ROLAND — A high school senior-to-be, Tucker Ward is getting paid to take hours-long, on-course golf lessons that have nothing to do with the swing or the grip or anything else physical.
On Tuesday, he learned about discipline, perseverance, and how to ignore the doings of other participants.
Ward’s teacher was Oliver Schniederjans of Georgia Tech. As the volunteer caddie for Schniederjans in the Western Amateur, the 17-year-old contributed little. Mostly, he toted the black-and-gold bag of Tech and stayed out of the way.
What a gig for a high school senior-to-be and the No. 1 player on the Monticello High School golf team.
Months ago, Monticello golf coach Debbie Ashcraft asked Ward and his teammates if they wanted to caddie at the Western Amateur at the Alotian Club about two hours away.
“She said she could sign us up if we were interested,” he said.

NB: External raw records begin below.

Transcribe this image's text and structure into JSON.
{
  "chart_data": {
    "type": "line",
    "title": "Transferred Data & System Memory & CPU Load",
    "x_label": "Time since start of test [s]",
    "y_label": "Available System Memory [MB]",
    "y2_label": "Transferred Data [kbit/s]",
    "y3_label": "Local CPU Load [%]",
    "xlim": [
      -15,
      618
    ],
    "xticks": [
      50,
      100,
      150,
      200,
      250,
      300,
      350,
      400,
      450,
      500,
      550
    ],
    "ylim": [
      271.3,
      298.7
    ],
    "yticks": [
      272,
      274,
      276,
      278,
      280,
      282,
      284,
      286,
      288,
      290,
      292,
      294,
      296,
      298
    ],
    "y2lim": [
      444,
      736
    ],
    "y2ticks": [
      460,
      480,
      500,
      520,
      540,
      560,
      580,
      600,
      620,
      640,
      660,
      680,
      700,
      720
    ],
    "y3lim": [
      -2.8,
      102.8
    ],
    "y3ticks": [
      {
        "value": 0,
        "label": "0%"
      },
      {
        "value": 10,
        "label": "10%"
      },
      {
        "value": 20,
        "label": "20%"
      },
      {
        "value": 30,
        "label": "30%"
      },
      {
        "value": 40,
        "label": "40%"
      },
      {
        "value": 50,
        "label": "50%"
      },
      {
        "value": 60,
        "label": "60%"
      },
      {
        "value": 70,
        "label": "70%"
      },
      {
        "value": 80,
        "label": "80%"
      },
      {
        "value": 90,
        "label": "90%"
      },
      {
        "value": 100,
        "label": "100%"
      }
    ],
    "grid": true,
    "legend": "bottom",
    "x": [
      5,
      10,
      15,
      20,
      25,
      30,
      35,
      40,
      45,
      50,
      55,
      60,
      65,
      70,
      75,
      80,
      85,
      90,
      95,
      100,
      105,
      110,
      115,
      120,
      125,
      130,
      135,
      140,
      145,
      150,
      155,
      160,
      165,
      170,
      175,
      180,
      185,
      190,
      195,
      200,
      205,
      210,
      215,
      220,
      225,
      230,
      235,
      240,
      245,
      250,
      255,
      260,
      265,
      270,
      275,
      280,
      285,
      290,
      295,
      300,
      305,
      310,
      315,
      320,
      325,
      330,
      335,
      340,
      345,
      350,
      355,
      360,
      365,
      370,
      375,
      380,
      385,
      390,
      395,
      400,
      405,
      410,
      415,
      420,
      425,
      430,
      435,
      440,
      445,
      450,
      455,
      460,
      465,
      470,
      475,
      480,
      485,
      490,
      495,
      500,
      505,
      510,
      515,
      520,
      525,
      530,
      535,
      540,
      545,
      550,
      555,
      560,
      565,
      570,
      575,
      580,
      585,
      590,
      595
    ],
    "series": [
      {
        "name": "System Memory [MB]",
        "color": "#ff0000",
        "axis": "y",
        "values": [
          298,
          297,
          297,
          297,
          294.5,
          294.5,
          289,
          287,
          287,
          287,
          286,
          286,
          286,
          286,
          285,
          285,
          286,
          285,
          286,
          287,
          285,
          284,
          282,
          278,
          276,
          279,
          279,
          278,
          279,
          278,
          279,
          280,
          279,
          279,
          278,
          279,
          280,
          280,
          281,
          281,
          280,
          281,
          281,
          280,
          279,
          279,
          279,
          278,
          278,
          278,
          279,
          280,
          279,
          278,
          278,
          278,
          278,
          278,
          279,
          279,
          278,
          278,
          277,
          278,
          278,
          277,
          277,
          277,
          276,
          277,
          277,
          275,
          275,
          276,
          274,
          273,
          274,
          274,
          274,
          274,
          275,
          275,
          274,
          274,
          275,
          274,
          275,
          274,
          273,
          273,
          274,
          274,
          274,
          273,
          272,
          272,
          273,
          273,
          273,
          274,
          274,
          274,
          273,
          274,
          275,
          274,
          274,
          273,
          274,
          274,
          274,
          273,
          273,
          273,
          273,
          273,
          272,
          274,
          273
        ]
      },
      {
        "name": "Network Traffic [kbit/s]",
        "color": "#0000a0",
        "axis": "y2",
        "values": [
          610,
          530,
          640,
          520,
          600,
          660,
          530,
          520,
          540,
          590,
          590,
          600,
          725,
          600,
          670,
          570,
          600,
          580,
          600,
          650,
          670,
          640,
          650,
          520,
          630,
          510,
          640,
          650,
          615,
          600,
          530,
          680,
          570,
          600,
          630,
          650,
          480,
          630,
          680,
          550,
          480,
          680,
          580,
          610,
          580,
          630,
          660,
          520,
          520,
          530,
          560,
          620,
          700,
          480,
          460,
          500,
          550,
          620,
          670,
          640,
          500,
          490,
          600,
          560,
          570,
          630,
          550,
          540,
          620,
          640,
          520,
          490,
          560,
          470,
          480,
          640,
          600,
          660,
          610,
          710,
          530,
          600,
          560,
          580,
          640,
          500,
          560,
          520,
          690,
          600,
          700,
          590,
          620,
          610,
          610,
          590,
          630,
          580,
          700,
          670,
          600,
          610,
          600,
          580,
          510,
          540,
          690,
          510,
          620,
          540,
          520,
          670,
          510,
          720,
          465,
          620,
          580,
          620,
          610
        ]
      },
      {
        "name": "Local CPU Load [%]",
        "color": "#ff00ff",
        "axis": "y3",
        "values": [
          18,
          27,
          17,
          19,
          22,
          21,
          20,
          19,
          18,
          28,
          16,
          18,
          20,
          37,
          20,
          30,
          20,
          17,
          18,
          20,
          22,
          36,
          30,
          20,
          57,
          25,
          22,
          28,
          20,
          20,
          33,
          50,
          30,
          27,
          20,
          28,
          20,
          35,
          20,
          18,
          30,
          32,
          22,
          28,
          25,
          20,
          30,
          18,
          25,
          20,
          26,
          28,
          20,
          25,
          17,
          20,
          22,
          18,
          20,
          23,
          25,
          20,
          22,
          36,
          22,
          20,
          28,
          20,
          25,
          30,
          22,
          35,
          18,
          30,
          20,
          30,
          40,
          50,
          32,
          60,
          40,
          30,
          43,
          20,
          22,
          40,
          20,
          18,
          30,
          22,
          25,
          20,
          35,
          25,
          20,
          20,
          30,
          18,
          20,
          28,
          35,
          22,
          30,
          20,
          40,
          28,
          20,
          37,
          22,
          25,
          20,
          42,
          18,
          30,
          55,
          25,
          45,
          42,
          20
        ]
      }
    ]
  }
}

They jumped at the chance. Ward had heard about the course — No. 15 in The Golf Digest rankings — the elevation changes, in particular, and yearned to see it in person. Walking the course and watching how the best college players do it would be a win-win.
“It was a once-in-a-lifetime chance,” said Ward, who regularly negotiates the nine holes at Monticello Country Club in one- or two-over par. “Our course is small and pretty open. I was definitely looking forward to just walking in the gate.”
The name of his employer was up in the air for a while. The first player he was matched with withdrew days ago. The second player he drew decided he didn’t want a caddie.
On Saturday evening, Steve Perkins notified Ward by email that his player would be Schniederjans.
Immediately, Ward went to Google and found that Schniederjans played at Georgia Tech and was a Third Team All-American.
Since then, Schniederjans has qualified for the U.S. Amateur and finished fourth in the Southern Amateur, one shot out of a playoff for the championship.
At the Southern, he shot 72-64-73-68 — a bounce back on day two and day four that says he knows how to recover from the 75 he recorded on Tuesday. His first-round score is unimpressive; the way he went about is a tutorial.
Schniederjans started on the back nine Tuesday and when I caught up with him, he had a 7-foot birdie putt on No. 17. He missed — the theme of his round. On No. 18, he recorded his third three-putt for a discouraging 40.
He ignored his fellow competitors’ far right tee shots on the par-five first, crushed one down the middle, flew his second on the green, and promptly recorded a three-putt par that evoked a guttural yell. The fact that Texas’ Toni Hakula recovered from a poor tee shot with a 15-foot birdie putt made things worse. But, despite the frustration, Schniederjans stuck with his routine, checking his yardage book on every shot and prefacing every full swing with a false start takeaway.
After missing another short birdie putt on four, he found a smooth rock framing the cart path and moved his putter back and forth, checking his stroke.
Schniederjans mishit shots on the next three holes, but saved par each time — twice chipping with conviction — and was inside New Mexico’s Gavin Green and Hakula on their 16th hole.
Schniederjans three-putted, again, slipping to five over.
His long iron on the par-five eighth covered the flag, but was a yard too long. Instead of catching the slope and rolling towards the hole for a decent eagle putt, the ball hung in the fringe. He managed to wobble in a short putt for birdie.
On the final hole, the ball again somehow stayed above the hole, just off the putting surface. He chipped in for another birdie.
When it was over, Ward was smiling, reveling in what he had witnessed.
Asked, he admitted he still hadn’t asked about his salary. Between the scenery and the scoring, the money is immaterial, I suspect.